Clamshell lighting setup (softbox above and below subjects face), with kickers.

So I managed to import this highly detailed 3D model into the open source 3D modelling software Blender 3D. What is nice is that I was now able to easily and quickly add different lights to emulate my real world speedlights and modifiers such as a bare flash, softbox, and ringlights.  Now I had the power to add as many lights to a scene as I wanted, and to place them in any configuration I wanted to try out.

This really gave me an opportunity to try out new things before even unpacking a single light, and to get immediate visual feedback of what the contributions would be from each light.  I wasn't confined to speedlights, either.  I could just as easily model the light that might come from a large north-facing window for instance.  The only constraint is my patience and time to emulate the real world lighting condition.

I outline what I am trying in much further detail on my blog here:

Visualize Lighting Setups in Blender

I also include a download link to the Blender .blend file to play with this same model and to hopefully help anyone else who may want to use this resource!

A nice side-effect of having these lights virtualized is that I can quickly and easily generate a lighting map using the light modifiers as they are moved through different positions.  So I can create a lighting cheat sheet of a softbox for instance, level with the subject, at different positions around their head.  Those can also be found at the blog link to download and use as a reference.

 Softbox level with subject, wrapping in 5° increments.

 Softbox at 30° up, 5° increments.
 Softbox 60° up, 5° increments.

 I would love to hear any feedback/suggestions!

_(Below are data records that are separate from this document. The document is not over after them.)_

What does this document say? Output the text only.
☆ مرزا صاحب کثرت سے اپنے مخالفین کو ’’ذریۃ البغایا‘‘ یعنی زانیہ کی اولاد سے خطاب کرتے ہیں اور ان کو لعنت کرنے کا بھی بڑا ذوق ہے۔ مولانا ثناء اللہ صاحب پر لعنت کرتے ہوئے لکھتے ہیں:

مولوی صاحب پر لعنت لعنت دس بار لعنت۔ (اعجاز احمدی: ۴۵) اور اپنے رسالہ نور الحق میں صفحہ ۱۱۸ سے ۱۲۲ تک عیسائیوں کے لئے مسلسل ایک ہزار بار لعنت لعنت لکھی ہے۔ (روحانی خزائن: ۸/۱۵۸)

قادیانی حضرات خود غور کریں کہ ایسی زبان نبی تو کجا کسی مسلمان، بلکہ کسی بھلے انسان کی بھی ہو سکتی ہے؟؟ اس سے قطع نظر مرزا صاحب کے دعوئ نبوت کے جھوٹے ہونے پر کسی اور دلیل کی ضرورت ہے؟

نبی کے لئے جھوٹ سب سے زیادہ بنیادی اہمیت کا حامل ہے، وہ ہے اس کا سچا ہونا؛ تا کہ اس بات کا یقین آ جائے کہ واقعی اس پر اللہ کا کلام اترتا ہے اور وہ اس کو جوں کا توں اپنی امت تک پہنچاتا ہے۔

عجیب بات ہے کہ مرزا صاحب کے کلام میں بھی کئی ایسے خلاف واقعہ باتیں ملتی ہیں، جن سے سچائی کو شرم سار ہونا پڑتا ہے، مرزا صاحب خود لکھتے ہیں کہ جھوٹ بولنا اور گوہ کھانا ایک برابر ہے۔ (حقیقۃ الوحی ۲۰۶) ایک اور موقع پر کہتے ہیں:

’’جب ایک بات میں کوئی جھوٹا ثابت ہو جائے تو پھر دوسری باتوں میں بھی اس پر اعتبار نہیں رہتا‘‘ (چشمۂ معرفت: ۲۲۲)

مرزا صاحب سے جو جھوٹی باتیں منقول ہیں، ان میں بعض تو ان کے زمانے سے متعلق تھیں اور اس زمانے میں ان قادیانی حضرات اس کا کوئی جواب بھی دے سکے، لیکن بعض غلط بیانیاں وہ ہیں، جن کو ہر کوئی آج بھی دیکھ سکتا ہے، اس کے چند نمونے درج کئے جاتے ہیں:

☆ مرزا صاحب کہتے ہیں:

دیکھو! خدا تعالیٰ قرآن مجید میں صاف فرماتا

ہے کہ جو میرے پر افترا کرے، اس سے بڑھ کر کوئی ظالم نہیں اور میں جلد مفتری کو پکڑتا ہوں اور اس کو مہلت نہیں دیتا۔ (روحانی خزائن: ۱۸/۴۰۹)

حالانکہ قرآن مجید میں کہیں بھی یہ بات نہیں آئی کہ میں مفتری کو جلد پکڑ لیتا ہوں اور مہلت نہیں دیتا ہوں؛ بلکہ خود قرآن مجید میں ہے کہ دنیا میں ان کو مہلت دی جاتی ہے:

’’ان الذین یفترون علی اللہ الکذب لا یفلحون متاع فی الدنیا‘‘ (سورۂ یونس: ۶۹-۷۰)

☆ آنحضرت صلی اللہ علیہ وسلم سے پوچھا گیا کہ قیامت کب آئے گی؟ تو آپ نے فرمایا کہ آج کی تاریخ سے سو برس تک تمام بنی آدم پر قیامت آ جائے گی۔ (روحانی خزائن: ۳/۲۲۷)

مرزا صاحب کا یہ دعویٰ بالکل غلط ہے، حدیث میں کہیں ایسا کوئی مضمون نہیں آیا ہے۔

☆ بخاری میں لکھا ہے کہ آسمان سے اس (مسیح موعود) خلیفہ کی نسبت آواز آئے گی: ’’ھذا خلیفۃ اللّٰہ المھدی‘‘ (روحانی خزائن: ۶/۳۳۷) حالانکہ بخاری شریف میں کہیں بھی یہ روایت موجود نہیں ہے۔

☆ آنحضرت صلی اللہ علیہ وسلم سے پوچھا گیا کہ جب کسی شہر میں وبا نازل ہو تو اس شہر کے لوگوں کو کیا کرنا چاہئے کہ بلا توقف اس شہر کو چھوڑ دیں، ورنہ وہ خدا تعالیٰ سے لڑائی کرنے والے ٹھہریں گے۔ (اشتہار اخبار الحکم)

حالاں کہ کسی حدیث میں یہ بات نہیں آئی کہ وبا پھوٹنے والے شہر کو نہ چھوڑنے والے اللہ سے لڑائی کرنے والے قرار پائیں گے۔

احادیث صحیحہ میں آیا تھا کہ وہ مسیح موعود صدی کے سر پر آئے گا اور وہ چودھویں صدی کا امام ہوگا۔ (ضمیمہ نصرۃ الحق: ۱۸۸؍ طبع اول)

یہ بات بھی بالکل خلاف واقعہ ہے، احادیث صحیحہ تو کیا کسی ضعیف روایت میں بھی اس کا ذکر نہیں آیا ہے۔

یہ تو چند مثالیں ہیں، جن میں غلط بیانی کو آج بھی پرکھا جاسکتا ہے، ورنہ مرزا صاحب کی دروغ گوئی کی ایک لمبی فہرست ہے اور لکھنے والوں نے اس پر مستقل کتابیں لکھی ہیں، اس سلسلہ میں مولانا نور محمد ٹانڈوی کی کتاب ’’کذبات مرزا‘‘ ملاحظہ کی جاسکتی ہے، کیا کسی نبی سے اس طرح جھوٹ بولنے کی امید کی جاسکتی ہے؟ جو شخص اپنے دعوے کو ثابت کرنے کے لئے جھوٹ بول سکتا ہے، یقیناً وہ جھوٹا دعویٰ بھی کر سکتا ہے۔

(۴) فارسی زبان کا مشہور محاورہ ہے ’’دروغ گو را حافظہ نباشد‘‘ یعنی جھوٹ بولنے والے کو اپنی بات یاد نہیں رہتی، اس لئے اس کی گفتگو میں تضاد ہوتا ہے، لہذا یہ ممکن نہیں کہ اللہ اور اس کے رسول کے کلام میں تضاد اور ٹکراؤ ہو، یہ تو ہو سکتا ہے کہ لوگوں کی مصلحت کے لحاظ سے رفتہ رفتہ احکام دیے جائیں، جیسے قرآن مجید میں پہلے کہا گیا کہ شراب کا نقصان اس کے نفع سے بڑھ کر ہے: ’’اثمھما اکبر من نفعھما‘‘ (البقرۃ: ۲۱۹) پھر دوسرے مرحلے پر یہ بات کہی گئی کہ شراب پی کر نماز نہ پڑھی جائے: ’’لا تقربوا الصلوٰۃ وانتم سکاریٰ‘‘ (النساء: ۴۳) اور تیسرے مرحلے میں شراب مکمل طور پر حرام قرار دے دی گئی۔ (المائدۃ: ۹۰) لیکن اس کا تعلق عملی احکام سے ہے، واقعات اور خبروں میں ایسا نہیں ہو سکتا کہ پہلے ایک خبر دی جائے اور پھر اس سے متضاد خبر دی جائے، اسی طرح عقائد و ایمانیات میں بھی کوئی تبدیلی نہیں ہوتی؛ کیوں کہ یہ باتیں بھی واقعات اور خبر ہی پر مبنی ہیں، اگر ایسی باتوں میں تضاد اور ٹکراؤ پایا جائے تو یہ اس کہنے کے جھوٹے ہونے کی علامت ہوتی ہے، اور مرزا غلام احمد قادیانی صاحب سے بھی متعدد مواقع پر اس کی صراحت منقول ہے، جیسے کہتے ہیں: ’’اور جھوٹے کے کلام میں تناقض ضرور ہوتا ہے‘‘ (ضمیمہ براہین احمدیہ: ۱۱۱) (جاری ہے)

The views and opinions expressed in this article are those of the author and do not necessarily reflect the views and opinions held by dpreview.com or any affiliated companies.

Comments

Total comments: 2
jerry  eisner
By jerry eisner (Apr 25, 2012)

i suggest adding another series of the most commonly used lights, in the most commonly used positions. So for example, there could be a hard light coming out of a 10 inch silver reflector at a 45 degree angle from 12 inches higher than the eyes of the model.Next to that would be another shot of the same set up but from 90 degrees and Then a shot showing how the 90 degree angle looks from profile position. Then show the model with the 45 degree main light and a fill light from an umbrella, then add a hair light. Show the differences between one light and two lights and three lights. It would more dramatic in my opinion to give the main lighting positions and main angles of the face with the various classical lighting patterns. If you add what i am talking about people will have an easier time seeing how dramatic each change is and how the lights and facial angles work together. thanks for your very excellent work. je

0 upvotes
Silverwind
By Silverwind (Mar 9, 2012)

Nicely done. Something similar has been done at this link. I know it's with continuous lights, but you get the idea.